La SCIC, l’autre forme juridique pour les projets sportifs ambitieux

9 Mar 2024 | Développement | 1 commentaire

La Société Coopérative d’Intérêt Collectif (S.C.I.C.), est une société commerciale qui a pour but la fourniture de biens et/ou de services d’intérêt collectif mais aussi d’utilité sociale. C’est cette notion d’utilité sociale qui fait que cette forme juridique est adaptée à certaines associations sportives.

Lesquelles ? Dans quelles conditions ? Quels sont les avantages et les inconvénients de cette forme juridique.  C’est pour répondre à ces questions que j’ai interviewé Dimitri Guanel, Expert-comptable diplômé auprès du cabinet EY.


Article co-écrit avec Dimitri Guanel, expert-comptable diplômé  auprès du cabinet EY. Spécialiste de l’Économie Sociale et Solidaire.


Qu’est-ce que la SCIC ?

La SCIC est donc une société commerciale, c’est-à-dire avec des fonds apportés par des personnes physiques ou morales. Nous parlerons du capital. Ce capital apporte les moyens d’actions et de développement auquel la structure aspire.

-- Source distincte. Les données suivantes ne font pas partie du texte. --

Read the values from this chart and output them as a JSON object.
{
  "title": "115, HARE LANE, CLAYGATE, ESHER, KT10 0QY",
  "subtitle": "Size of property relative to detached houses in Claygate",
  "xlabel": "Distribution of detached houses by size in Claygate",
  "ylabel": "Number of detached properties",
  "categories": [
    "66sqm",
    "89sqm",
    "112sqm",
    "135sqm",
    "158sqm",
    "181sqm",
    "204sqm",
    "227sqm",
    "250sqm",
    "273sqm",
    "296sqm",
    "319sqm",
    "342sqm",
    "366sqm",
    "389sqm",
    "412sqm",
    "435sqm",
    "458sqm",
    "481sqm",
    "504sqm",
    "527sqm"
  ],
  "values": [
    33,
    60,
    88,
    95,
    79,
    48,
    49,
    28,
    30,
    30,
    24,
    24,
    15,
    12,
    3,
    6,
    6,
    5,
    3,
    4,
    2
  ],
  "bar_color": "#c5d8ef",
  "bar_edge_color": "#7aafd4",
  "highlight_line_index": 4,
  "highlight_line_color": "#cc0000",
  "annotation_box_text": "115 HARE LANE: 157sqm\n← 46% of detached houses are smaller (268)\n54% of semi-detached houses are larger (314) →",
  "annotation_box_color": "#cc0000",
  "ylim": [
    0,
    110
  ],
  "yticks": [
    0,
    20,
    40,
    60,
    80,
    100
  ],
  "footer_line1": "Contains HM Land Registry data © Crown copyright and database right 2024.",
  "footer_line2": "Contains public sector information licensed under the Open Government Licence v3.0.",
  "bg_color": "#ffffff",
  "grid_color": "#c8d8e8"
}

Le caractère d’intérêt collectif permet à plusieurs personnes physiques ou morales (les associés) de se rassembler autour d’un projet. C’est la force de la SCIC : réunir toutes les parties prenantes autour d’un projet. Ces parties prenantes peuvent être à la fois, des associations, des sociétés commerciales mais également les pouvoirs publics (la participation peut aller jusqu’à 50% du capital).  Le plus souvent c’est un projet local, qui du fait des besoins liés à sa réalisation, fait déjà l’objet d’une coopération entre plusieurs structures ou acteurs.

Le caractère d’utilité sociale implique que le projet, est nécessairement tourné vers d’autres publics que les seuls adhérents ou associés. Cela peut aussi bien être les habitants d’un territoire que les entreprises ou d’autres associations. Dans notre cas de figure, le caractère d’utilité sociale s’exprime également par le fait que le sport se doit d’être accessible à la plus grande partie de la population. Favoriser certaines pratiques ou certains publics, c’est ce que l’on appelle être dans l’économie de la réparation. Le but est de produire un impact qui dépasse la seule production d’activités économiques. Le caractère d’utilité sociale doit figurer dans les statuts ainsi que l’évaluation de l’impact.

« Dans la SCIC, l’argent est au service du projet et non l’inverse. »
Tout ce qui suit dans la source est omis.